The circumstances, the authors state, where after-birth abortion should be considered acceptable include instances where the newborn would be putting the well-being of the family at risk, even if it had the potential for an “acceptable” life. The authors cite Downs Syndrome as an example, stating that while the quality of life of individuals with Downs is often reported as happy, “such children might be an unbearable burden on the family and on society as a whole, when the state economically provides for their care.”
This means a newborn whose family (or society) that could be socially, economically or psychologically burdened or damaged by the newborn should have the ability to seek out an after-birth abortion. They state that after-birth abortions are not preferable over early-term abortions of fetuses but should circumstances change with the family or the fetus in the womb, then they advocate that this option should be made available.
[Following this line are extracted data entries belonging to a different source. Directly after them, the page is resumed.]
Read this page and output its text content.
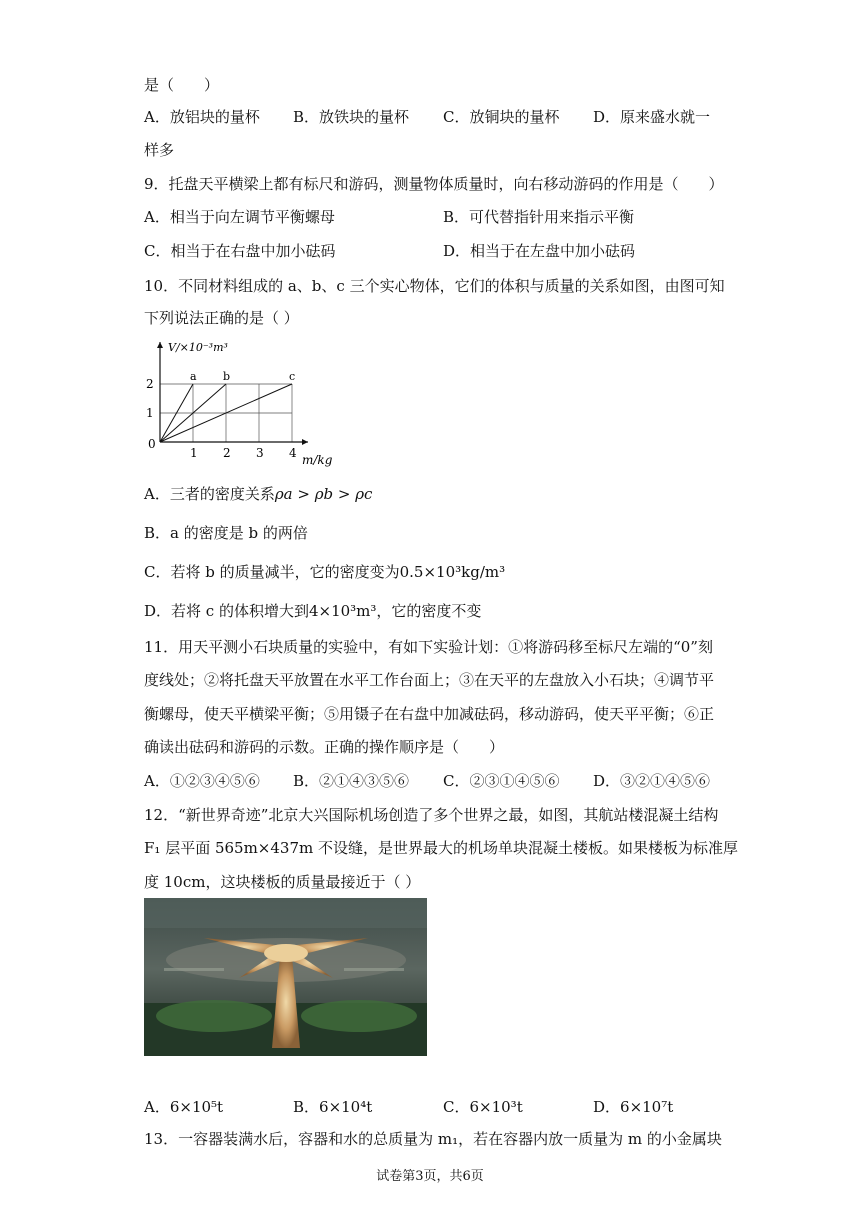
是（　　）
A．放铝块的量杯 B．放铁块的量杯 C．放铜块的量杯 D．原来盛水就一
样多
9．托盘天平横梁上都有标尺和游码，测量物体质量时，向右移动游码的作用是（　　）
A．相当于向左调节平衡螺母	B．可代替指针用来指示平衡
C．相当于在右盘中加小砝码	D．相当于在左盘中加小砝码
10．不同材料组成的 a、b、c 三个实心物体，它们的体积与质量的关系如图，由图可知
下列说法正确的是（ ）
a b	c
1 2 3 4
1
2
0
V/×10⁻³m³
m/kg
A．三者的密度关系ρa > ρb > ρc
B．a 的密度是 b 的两倍
C．若将 b 的质量减半，它的密度变为0.5×10³kg/m³
D．若将 c 的体积增大到4×10³m³，它的密度不变
11．用天平测小石块质量的实验中，有如下实验计划：①将游码移至标尺左端的“0”刻
度线处；②将托盘天平放置在水平工作台面上；③在天平的左盘放入小石块；④调节平
衡螺母，使天平横梁平衡；⑤用镊子在右盘中加减砝码，移动游码，使天平平衡；⑥正
确读出砝码和游码的示数。正确的操作顺序是（　　）
A．①②③④⑤⑥ B．②①④③⑤⑥ C．②③①④⑤⑥ D．③②①④⑤⑥
12．“新世界奇迹”北京大兴国际机场创造了多个世界之最，如图，其航站楼混凝土结构
F₁ 层平面 565m×437m 不设缝，是世界最大的机场单块混凝土楼板。如果楼板为标准厚
度 10cm，这块楼板的质量最接近于（ ）
A．6×10⁵t	B．6×10⁴t	C．6×10³t	D．6×10⁷t
13．一容器装满水后，容器和水的总质量为 m₁，若在容器内放一质量为 m 的小金属块
试卷第3页，共6页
Giubilini and Minerva say that merely being a human being is not enough to warrant a respect for a person’s right to life.
The thinking has Live Action blogger Cassy Fiano upset.
“So if a baby is born with Down Syndrome, or another disability, then according to these two, a parent should be able to just kill it,” she says. “Or let’s say that the mother decides that being a parent is just too stressful for her. She should be able to kill her baby then, too. Baby costs too much money? Yep, just kill it.”
“All of these things are perfectly acceptable, because newborns aren’t real people yet. And as for adoption in any of these circumstances? Well, that could cause the mother emotional distress, so the answer would be… kill the baby! The fact that they see adoption as something that would cause a mother emotional distress but not the murder of their own child just shows how sick these two people are,” Fiano says. “The sad thing is, that this point of view is inevitable once you start allowing people to define just what a human being actually is. If we don’t value all life, then does it really make a difference when we kill a baby? At this point, what difference does it make if the baby is inside the mother’s womb or outside of it?”
“And while it sounds incredible that anything like this would ever be allowed outside of speculation in a bioethics journal, keep in mind the horrors of partial birth abortion. Keep in mind that our own president voted in favor of infanticide. And the arguments that these ethicists are making are the exact same arguments that pro-abortion advocates make for abortion every day,” she continues.
Matthew Archbold of the National Catholic Register also opines.
The second we allow ourselves to become the arbiters of who is human and who isn’t, this is the calamitous yet inevitable end. Once you say all human life is not sacred, the rest is just drawing random lines in the sand.
An ethicists job is like a magician’s. The main job of both is to distract you from the obvious. The magician uses sleight of hand to pretend to make people disappear. But when ethicists do it, people disappear for real.
It’s almost a pro-life argument in that it highlights the absurdity of the pro-abortion argument.
These two “ethicists” seem to draw the distinction I’ve seen elsewhere of “self awareness.” But isn’t that a sliding scale? Isn’t that a bit of a judgement call? Doesn’t this also put the crosshairs on the mentally disabled or those who have suffered brain injuries?
They throw around this term “potential person” like it’s a real thing. As if it’s science. But there’s no such thing as potential persons. It’s anti-science. There’s defenseless people. Maybe that’s what they mean. In fact, isn’t that really the point. There’s defenseless people and indefensible ethicists.